Use of Rosuvastatin Prior to Angioplasty Does Not Influence Troponin I Release Following Angioplasty
November 9, 2012 — A study found that the use of rosuvastatin prior to angioplasty did not influence the levels of troponin I, a sensitive indicator of muscle damage. Results were presented at the 24th annual Transcatheter Cardiovascular Therapeutics (TCT) scientific symposium, sponsored by the Cardiovascular Research Foundation (CRF).
Previous randomized studies have suggested that pretreatment with statins may reduce a periprocedural myocardial infarction (PMI) in patients with stable and/or unstable angina during an angioplasty or percutaneous coronary intervention (PCI).
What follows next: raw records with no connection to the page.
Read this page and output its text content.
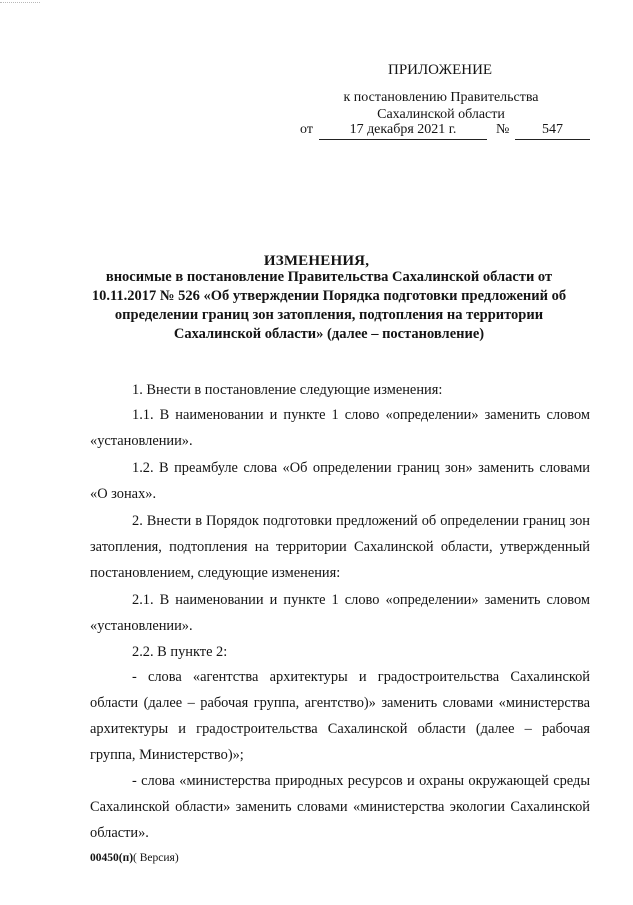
ПРИЛОЖЕНИЕ
к постановлению Правительства
Сахалинской области
от	17 декабря 2021 г.	№	547
ИЗМЕНЕНИЯ,
вносимые в постановление Правительства Сахалинской области от 10.11.2017 № 526 «Об утверждении Порядка подготовки предложений об определении границ зон затопления, подтопления на территории Сахалинской области» (далее – постановление)
1. Внести в постановление следующие изменения:
1.1. В наименовании и пункте 1 слово «определении» заменить словом «установлении».
1.2. В преамбуле слова «Об определении границ зон» заменить словами «О зонах».
2. Внести в Порядок подготовки предложений об определении границ зон затопления, подтопления на территории Сахалинской области, утвержденный постановлением, следующие изменения:
2.1. В наименовании и пункте 1 слово «определении» заменить словом «установлении».
2.2. В пункте 2:
- слова «агентства архитектуры и градостроительства Сахалинской области (далее – рабочая группа, агентство)» заменить словами «министерства архитектуры и градостроительства Сахалинской области (далее – рабочая группа, Министерство)»;
- слова «министерства природных ресурсов и охраны окружающей среды Сахалинской области» заменить словами «министерства экологии Сахалинской области».
00450(п)( Версия)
The purpose of this international, multicenter, randomized study was to investigate the effect of a one-day rosuvastatin loading therapy on troponin I (TnI) release in patients with stable or unstable angina undergoing PCI. Troponin is a protein that is released when the heart muscle has been damaged (for example, during a heart attack). The more damage there is to the heart, the greater the amount of troponin levels there will be in the blood.
Researchers assessed more than 1,700 patients for eligibility in the trial. Four hundred and seventy-eight patients with stable or unstable (troponin-negative) angina pectoris were enrolled and randomized in a 1:1 ratio. Patients in the experimental group were given 20 mg of rosuvastatin 12 hours prior to coronary angiography and 20 mg immediately prior to PCI (220 analyzable patients). Those in the control group underwent PCI without loading statin therapy (225 analyzable patients). In patients taking statins, rosuvastatin was added to their established statin therapy.
The serum concentration of troponin was measured at baseline, 6 to 12 hours after PCI, and 16 to 24 hours after PCI. The primary endpoint was the incidence of troponin l (Tnl) microleak defined as TnI elevation >1.5x upper limit of normal (ULN), and the secondary endpoint was the incidence of PMI defined as TnI elevation >3x ULN. The incidence of primary and secondary endpoint in the rosuvastatin vs. control group was 13.6% vs. 12.0% (p=0.61) and 8.2% vs. 7.1% (p=0.67), respectively.
While the incidence of the primary endpoint did not differ by inflammatory status as measured by c-reactive protein (CRP), in a secondary and exploratory analysis, patients with a c-reactive protein level ≥2.0 mg/l had a decreased release of post-PCI TnI in the rosuvastatin group (0.032 μg/l vs. 0.056 μg/l; p = 0.045).
“One-day, high-dose rosuvastatin loading therapy did not reduce the occurrence of troponin microleak after angioplasty or periprocedural heart attack. However, these results suggest that, in patients with an advanced inflammatory status, rosuvastatin loading therapy might have a cardioprotective effect,” said lead researcher Josef Veselka, M.D., Ph.D, professor of medicine at Charles University and chief of the department of cardiology at University Hospital Motol in Prague, Czech Republic.
Veselka reported grant and research support from the Ministry of Health, Czech Republic.